Even so, nobody ever wrote anything good by pandering to trends in the publishing industry. And issues with marketability are not a good enough reason to abandon a creative project. When a subject is taboo, there is all the more reason for writers to write about it. So why am I abandoning it?

To work, a piece of writing needs to be unpretentious, it needs to flow out. It also has to be necessary. At this point, I cannot think of a reason why continuing with ‘Fallen Souls’ in the near future is in any way necessary.

Why does anyone write anything?

There are many bad reasons to write a book. These include fame, fortune, and a place in history. There are far more sensible, less laborious ways of achieving those things.

The only good reason to write is that creative people are wired to create, as cats are wired to hunt. Few people understood this better than Gustav Holst, who wrote “Never compose anything unless the not composing of it becomes a positive nuisance to you”. The most creatively fertile periods of my life happened when I didn’t force it.  

In all good stories, the central character goes through big changes, and my journey as a writer is a more neatly-structured story than any fiction I have written.

Writing has caused me to pick up a lot of valuable habits, including to finally start setting standards for the company I keep. The first person I formally cut out of my life was Chester. In a good story, every character wants something. Chester wanted to be listened to and be thought of as wise and sagely.

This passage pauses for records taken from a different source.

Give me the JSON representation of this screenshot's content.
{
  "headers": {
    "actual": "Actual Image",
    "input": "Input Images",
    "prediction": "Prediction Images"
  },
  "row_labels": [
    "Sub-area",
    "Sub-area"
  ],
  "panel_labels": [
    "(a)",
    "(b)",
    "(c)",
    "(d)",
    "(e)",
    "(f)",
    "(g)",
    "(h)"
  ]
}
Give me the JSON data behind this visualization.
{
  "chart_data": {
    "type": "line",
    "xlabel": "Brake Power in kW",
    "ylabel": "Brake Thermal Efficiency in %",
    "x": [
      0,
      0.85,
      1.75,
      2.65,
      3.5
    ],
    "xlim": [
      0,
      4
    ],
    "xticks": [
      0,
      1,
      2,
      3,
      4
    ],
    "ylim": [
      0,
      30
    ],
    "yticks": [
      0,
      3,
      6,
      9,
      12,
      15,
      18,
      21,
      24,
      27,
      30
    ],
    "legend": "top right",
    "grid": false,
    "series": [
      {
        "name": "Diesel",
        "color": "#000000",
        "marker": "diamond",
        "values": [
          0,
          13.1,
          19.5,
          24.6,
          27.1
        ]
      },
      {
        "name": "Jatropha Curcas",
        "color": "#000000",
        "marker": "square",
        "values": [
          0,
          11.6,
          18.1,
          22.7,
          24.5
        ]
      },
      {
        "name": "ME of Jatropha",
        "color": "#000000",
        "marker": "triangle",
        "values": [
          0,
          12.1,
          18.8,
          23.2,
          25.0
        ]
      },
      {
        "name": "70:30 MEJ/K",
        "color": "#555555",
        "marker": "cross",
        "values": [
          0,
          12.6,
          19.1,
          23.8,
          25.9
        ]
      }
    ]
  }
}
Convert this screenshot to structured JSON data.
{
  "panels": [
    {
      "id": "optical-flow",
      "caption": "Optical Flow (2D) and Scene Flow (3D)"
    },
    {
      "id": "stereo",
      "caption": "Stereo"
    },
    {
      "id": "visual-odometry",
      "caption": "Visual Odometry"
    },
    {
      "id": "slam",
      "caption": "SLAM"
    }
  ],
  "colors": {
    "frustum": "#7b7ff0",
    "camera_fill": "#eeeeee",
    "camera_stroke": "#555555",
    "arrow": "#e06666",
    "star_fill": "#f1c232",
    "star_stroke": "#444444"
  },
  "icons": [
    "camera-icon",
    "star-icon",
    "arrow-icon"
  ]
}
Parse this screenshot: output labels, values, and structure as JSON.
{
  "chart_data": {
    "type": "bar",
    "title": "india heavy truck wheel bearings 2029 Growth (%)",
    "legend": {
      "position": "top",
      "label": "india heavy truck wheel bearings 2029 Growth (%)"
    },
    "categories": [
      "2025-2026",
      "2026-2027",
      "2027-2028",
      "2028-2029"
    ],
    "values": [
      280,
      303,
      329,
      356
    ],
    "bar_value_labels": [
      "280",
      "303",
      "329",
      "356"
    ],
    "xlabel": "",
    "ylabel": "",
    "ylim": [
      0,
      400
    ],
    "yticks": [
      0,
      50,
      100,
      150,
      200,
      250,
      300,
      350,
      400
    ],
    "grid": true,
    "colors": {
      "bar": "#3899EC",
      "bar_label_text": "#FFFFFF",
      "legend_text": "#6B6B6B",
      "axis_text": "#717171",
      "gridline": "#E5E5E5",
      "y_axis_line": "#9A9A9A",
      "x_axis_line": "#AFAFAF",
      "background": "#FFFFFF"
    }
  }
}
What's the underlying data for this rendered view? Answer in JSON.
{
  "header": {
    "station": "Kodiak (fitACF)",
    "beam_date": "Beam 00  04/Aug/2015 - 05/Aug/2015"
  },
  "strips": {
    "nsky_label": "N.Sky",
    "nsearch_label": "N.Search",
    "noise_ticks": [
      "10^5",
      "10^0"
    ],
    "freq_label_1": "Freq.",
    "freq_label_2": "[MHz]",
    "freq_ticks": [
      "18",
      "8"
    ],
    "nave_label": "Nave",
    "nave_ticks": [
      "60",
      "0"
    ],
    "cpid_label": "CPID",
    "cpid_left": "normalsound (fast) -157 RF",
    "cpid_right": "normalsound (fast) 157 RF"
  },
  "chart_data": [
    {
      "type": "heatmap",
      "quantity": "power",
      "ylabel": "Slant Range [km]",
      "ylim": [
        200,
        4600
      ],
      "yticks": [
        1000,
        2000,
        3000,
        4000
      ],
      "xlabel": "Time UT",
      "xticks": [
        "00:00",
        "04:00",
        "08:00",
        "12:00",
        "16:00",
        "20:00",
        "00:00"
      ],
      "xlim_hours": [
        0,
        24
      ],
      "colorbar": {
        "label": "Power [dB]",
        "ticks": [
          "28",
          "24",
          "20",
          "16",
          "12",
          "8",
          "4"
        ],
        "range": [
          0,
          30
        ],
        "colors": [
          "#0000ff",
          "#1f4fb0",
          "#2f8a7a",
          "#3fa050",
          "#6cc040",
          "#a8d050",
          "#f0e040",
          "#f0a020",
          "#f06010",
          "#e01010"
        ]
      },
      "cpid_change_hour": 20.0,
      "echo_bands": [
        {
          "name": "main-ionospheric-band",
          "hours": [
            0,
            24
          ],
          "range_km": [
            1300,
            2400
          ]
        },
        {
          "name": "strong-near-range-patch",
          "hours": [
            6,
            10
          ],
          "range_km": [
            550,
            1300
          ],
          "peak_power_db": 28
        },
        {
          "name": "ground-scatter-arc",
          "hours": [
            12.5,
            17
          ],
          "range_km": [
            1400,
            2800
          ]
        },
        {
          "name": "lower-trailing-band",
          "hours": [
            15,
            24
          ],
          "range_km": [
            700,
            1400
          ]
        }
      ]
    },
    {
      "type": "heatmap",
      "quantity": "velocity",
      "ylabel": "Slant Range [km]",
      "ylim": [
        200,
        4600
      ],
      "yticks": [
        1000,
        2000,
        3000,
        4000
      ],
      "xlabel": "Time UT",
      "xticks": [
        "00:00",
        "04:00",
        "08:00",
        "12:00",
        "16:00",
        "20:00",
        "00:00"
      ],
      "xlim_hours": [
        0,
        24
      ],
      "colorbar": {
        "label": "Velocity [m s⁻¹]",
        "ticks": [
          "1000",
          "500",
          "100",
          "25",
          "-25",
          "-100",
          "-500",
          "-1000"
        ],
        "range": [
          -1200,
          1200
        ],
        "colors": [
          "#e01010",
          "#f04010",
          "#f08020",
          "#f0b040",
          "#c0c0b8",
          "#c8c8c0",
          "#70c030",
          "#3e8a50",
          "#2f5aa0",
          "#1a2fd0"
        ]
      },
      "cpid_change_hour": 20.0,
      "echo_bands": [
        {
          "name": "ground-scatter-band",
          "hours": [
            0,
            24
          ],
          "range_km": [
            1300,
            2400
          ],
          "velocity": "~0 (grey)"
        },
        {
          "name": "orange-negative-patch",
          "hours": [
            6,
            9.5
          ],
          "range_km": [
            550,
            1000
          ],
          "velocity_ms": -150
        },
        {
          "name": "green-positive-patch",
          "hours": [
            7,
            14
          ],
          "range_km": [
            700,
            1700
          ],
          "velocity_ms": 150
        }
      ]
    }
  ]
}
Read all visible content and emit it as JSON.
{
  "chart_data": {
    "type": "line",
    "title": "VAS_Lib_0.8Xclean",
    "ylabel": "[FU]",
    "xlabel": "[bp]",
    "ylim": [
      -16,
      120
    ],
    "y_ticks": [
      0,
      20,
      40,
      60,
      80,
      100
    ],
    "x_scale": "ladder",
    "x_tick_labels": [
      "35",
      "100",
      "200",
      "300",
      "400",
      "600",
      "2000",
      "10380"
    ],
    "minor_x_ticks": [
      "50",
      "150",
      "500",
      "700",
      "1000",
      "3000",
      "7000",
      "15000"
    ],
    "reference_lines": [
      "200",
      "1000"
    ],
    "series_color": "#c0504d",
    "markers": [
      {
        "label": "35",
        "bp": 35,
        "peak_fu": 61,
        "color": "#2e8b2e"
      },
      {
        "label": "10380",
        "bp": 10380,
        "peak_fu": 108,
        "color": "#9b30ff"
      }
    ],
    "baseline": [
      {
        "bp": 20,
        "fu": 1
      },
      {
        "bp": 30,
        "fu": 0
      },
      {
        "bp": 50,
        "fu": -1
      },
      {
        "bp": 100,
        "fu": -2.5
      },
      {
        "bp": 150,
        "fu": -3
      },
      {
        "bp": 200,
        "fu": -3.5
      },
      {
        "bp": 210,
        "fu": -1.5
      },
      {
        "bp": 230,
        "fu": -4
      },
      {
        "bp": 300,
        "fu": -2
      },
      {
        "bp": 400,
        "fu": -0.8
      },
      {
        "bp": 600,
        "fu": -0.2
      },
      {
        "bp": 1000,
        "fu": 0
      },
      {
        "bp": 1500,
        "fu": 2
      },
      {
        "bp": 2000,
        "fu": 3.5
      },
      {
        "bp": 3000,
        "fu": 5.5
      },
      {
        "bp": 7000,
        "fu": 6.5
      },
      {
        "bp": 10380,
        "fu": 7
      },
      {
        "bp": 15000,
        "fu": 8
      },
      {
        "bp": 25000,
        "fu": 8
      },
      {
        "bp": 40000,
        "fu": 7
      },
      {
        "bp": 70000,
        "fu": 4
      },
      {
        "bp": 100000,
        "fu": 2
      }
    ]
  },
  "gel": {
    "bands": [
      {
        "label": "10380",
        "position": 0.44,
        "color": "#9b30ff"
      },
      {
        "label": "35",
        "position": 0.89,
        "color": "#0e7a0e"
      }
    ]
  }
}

I listened to him very carefully and reached the only conclusion I possibly could – he is about as sage and as wise as that bloke on the Internet who fucked a horse and died.

The best advice I have ever received came from the literary translator Bruce Humes, who won’t mind me sharing this:

To say that the time spent on this novel was time wasted would be like saying that time spent on training for a marathon was wasted by every competitor who didn’t win.

I once had a summer job selling books door-to-door in Illinois. Our rather cultish Tennesseean employers gave us a special vocabulary to describe our situation. Getting the cops called on us was called “the blue light award”. “Executive exercises” were a ritual similar to the New Zealand Hakka that we carried out in the Denny’s car park every morning. A zero-sales day was known as a “character building day”.

Writing a novel is as character building as it gets.